One popular means is to avail of a loan against your Demat account shares. It is best to utilize the loan amount for financial emergencies or to meet financial goals shortly. These could be your expenses for household, wedding expenses, education expenses, and capital for business investments.
Let’s learn more about this.
What is a loan against Demat shares?
When you choose to take a loan against your Demat shares, you’re monetizing your investments without having to sell them off. The best part about a loan against demat shares is that no collateral or additional security is needed, other than the shares that are already in your Demat account. The bank will grant a loan by marking a lien on the shares it holds in the demat account. This way you make the most of your share market investments, as even when they are pledged with the bank / financial institution as security, you will continue to benefit from the rising stock prices.
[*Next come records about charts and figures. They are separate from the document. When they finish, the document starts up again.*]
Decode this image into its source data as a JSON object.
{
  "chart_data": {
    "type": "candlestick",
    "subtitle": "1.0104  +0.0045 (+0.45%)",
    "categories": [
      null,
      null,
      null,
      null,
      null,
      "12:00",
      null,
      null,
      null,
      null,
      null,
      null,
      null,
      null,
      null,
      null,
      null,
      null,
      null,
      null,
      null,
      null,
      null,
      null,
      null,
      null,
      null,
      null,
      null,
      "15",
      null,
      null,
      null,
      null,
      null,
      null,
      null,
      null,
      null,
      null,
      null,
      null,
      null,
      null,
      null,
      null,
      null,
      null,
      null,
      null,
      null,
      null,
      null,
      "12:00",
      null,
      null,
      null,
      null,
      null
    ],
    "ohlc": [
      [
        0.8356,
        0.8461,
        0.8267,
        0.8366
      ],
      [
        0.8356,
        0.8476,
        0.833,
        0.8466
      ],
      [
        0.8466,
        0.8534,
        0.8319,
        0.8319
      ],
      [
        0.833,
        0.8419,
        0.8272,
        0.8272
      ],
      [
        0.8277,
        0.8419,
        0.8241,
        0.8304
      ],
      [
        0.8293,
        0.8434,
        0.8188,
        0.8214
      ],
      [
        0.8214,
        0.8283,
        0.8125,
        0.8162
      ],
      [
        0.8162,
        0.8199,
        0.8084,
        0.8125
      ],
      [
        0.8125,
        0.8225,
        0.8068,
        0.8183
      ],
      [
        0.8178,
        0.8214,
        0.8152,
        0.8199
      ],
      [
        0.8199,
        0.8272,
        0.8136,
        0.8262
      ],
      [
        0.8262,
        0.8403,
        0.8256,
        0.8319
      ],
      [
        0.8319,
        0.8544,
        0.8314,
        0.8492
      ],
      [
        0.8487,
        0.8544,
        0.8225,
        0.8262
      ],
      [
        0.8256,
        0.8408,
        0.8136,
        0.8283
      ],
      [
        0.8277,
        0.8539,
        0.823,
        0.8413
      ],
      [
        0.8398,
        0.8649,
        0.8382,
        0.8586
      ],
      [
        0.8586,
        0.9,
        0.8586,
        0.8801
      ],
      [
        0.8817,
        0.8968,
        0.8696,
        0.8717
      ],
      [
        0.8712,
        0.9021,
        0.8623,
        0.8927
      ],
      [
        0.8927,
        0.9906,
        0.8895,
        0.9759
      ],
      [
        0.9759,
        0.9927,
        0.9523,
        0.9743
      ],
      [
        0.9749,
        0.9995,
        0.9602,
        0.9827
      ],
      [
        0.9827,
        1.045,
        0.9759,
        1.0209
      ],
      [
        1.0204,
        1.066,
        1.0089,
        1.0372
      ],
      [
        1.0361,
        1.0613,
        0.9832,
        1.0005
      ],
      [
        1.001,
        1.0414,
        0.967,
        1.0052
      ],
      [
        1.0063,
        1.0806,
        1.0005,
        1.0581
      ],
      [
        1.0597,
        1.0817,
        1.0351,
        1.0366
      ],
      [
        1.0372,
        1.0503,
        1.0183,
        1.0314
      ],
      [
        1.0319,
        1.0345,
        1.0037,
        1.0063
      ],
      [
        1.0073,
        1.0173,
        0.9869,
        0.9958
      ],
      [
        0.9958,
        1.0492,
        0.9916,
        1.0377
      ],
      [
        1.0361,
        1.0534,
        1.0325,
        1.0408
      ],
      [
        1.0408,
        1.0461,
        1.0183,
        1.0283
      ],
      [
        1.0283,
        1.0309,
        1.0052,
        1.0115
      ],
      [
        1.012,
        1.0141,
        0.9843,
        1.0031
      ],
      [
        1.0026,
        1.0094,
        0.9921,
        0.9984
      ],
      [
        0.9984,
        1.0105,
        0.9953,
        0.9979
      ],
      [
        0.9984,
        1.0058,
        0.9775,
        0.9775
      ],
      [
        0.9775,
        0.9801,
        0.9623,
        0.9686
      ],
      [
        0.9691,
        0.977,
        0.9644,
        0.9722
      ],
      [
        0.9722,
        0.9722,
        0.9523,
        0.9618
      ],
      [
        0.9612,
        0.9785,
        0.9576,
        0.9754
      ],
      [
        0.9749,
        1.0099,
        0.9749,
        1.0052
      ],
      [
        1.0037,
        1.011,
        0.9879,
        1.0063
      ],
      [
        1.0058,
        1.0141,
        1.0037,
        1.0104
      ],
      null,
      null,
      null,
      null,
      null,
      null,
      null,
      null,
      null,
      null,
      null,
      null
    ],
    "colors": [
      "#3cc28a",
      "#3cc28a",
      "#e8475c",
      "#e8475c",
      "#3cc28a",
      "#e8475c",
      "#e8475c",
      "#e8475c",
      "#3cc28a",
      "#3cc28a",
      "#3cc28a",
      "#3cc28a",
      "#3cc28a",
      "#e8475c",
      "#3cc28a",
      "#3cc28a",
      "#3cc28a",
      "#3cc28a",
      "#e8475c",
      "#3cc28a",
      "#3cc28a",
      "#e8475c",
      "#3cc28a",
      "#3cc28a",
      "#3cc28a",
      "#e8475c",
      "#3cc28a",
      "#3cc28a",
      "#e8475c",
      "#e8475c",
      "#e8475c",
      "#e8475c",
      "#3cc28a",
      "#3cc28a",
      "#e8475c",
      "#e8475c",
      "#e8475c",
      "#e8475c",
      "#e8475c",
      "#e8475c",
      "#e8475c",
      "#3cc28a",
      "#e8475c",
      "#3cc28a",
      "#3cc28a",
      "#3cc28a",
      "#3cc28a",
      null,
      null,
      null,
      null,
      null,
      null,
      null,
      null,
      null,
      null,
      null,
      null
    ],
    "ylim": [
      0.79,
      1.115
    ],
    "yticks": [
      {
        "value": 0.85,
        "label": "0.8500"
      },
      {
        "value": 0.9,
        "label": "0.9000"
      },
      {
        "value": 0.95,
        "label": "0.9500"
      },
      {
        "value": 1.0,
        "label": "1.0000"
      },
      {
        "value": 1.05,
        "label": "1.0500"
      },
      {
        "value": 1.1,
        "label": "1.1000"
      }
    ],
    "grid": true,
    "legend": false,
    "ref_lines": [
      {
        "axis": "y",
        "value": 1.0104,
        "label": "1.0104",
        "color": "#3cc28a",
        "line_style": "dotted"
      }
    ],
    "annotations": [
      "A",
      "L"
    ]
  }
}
Loans against the demat shares also give you comfort in borrowing since it is your hard-earned shares that are now even working for you by raising the capital that is required.
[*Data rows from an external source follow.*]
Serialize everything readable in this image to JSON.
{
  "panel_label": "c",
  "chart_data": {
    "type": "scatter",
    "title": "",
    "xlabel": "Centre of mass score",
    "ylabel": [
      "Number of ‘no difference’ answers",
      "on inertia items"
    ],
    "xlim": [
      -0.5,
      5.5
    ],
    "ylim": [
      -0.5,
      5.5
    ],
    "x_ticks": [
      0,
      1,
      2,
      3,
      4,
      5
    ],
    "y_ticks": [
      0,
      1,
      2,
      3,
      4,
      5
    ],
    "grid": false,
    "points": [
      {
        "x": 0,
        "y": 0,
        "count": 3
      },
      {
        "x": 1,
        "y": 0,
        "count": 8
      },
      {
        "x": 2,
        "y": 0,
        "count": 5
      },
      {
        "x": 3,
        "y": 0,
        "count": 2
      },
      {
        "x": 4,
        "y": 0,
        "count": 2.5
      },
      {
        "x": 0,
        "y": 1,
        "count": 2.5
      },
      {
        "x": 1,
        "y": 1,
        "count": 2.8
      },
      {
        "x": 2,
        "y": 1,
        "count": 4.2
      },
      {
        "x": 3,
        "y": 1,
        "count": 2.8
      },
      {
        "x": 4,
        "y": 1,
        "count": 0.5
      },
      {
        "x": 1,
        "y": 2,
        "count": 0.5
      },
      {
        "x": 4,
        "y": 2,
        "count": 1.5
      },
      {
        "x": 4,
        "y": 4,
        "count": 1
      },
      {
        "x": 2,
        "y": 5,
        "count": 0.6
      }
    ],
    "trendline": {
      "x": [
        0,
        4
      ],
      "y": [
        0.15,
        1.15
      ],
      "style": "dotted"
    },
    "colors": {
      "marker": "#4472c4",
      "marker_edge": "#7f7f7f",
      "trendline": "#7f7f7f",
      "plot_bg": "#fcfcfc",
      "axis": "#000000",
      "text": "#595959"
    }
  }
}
How does a loan against Demat shares work?
1. It is easiest to take a loan against demat shares if you take it from the same bank with which you have your demat account, as the loan process is simpler and disbursal faster.
2. No additional security is required. Only your shares are pledged.
3. A loan against Demat shares consists of a 50% margin depending on the underlying security.
4. The dividend will continue to be credited to your bank account even though shares are held in the lien.
5. During the period of the lien, you even continue to enjoy the benefits of rights and bonus issues.
6. The bank that is also a depository participant may offer pre-sanctioned loans on shares held in the demat account since it is easier for the bank to execute such loans.
What are the eligibility criteria?
To avail of a loan against the shares in your demat account, here are some of the essential eligibility criteria:
1. You must be between the ages of 18-65 years
2. Only the person in whose name the shares can pledge the shares. Minors, NRIs, HUFs, and corporations cannot pledge shares that are held in their names
3. Some documents that are required to be submitted include proof of address, a statement from your DP, identity proof, and proof of income.
4. A director or promoter of a company cannot pledge the shares of his company.
What are some features of loans against demat shares?
1. You can avail of a maximum of Rs. 20 lakhs as a loan against your demat shares.
2. A loan against demat shares comes at a lower interest rate than a personal loan.
3. There is no loan prepayment charge.